La voie de la recherche et développement est décidée essentiellement par le marché : maladies fréquentes et développées dans les pays à haut niveau de protection sociale. L’industrie pharmaceutique est peu encline à développer des médicaments pour des maladies rares et /ou apanage des pays non solvables : le coût du développement et de la mise sur le marché ne serait pas amorti par les ventes escomptées de produits. Et ceci malgré les mesures incitatives prise par les autorités nationales. Pour les médicaments destinés à traiter les maladies rares (maladies orphelines), il existe sur les trois continents des mesures incitatives : aide scientifique à l’établissement de protocoles, exigences réglementaires adaptées, prise en charge des droits d’enregistrement, exclusivité pendant 10 ans en Europe, etc.
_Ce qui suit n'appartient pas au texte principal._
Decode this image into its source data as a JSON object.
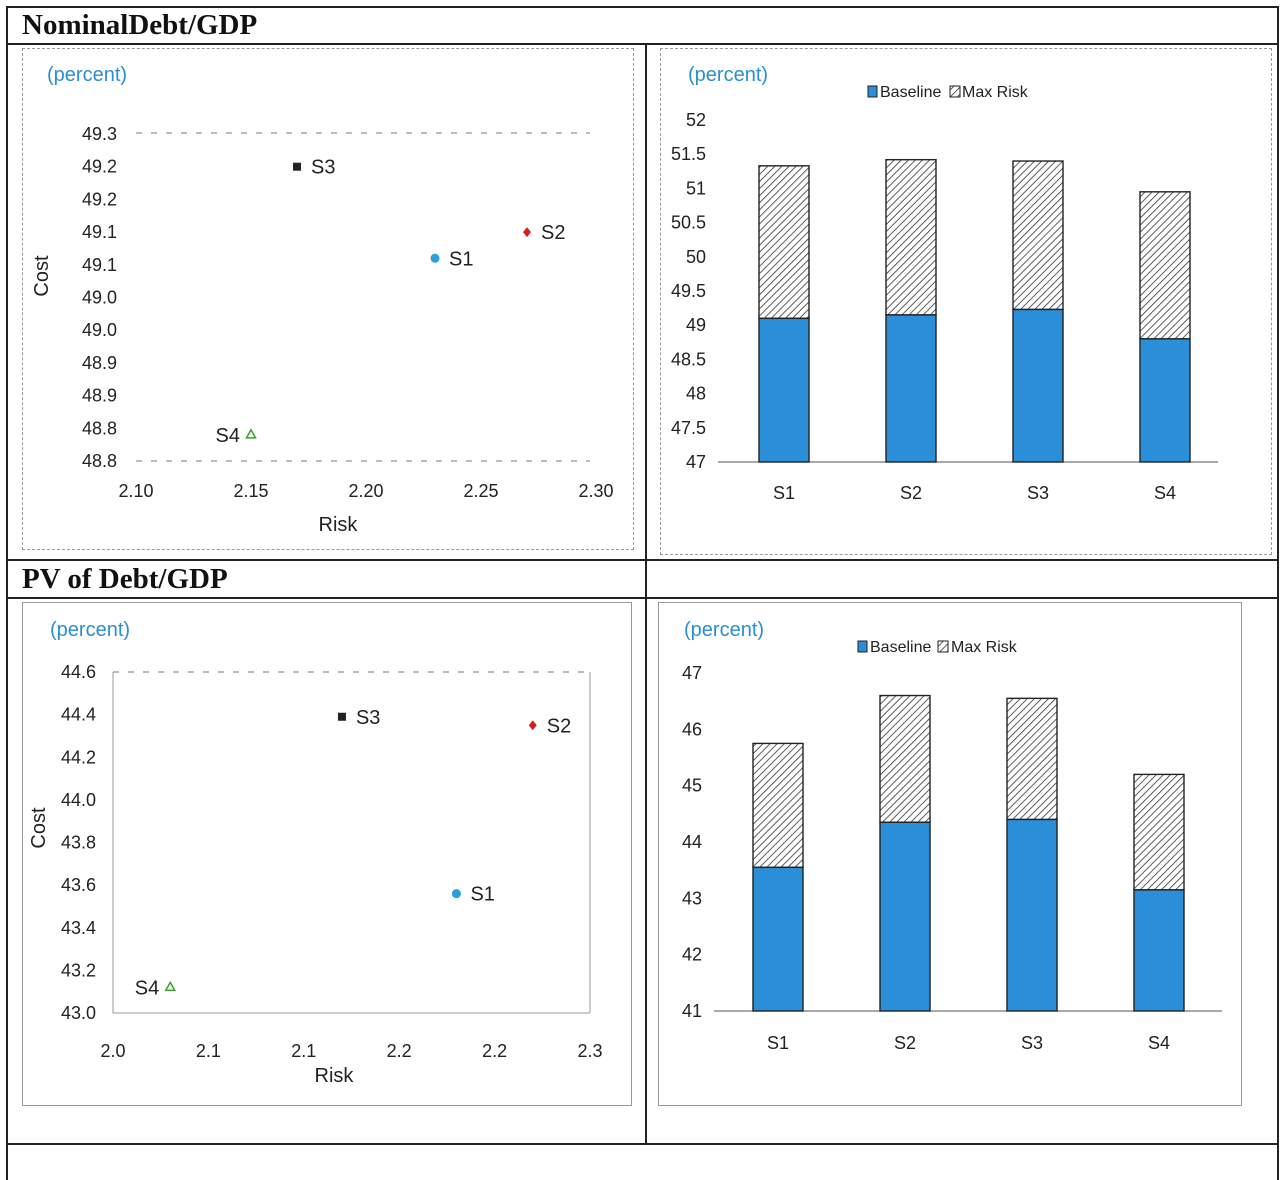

internationalisation du médicament aux trois grands continents

Les agences de ces trois grands continents (EMEA pour l’Europe, FDA pour les Etats-Unis et Koseicho pour le Japon) ont harmonisé les normes scientifiques de développement et d’évaluation des médicaments ainsi que le format du dossier d’enregistrement, grâce au processus d’ICH (International Conference of Harmonisation). Cette harmonisation a permis de réduire les coûts et d’accélérer la commercialisation sur des marchés porteurs. Mais cela ne reste pas suffisant.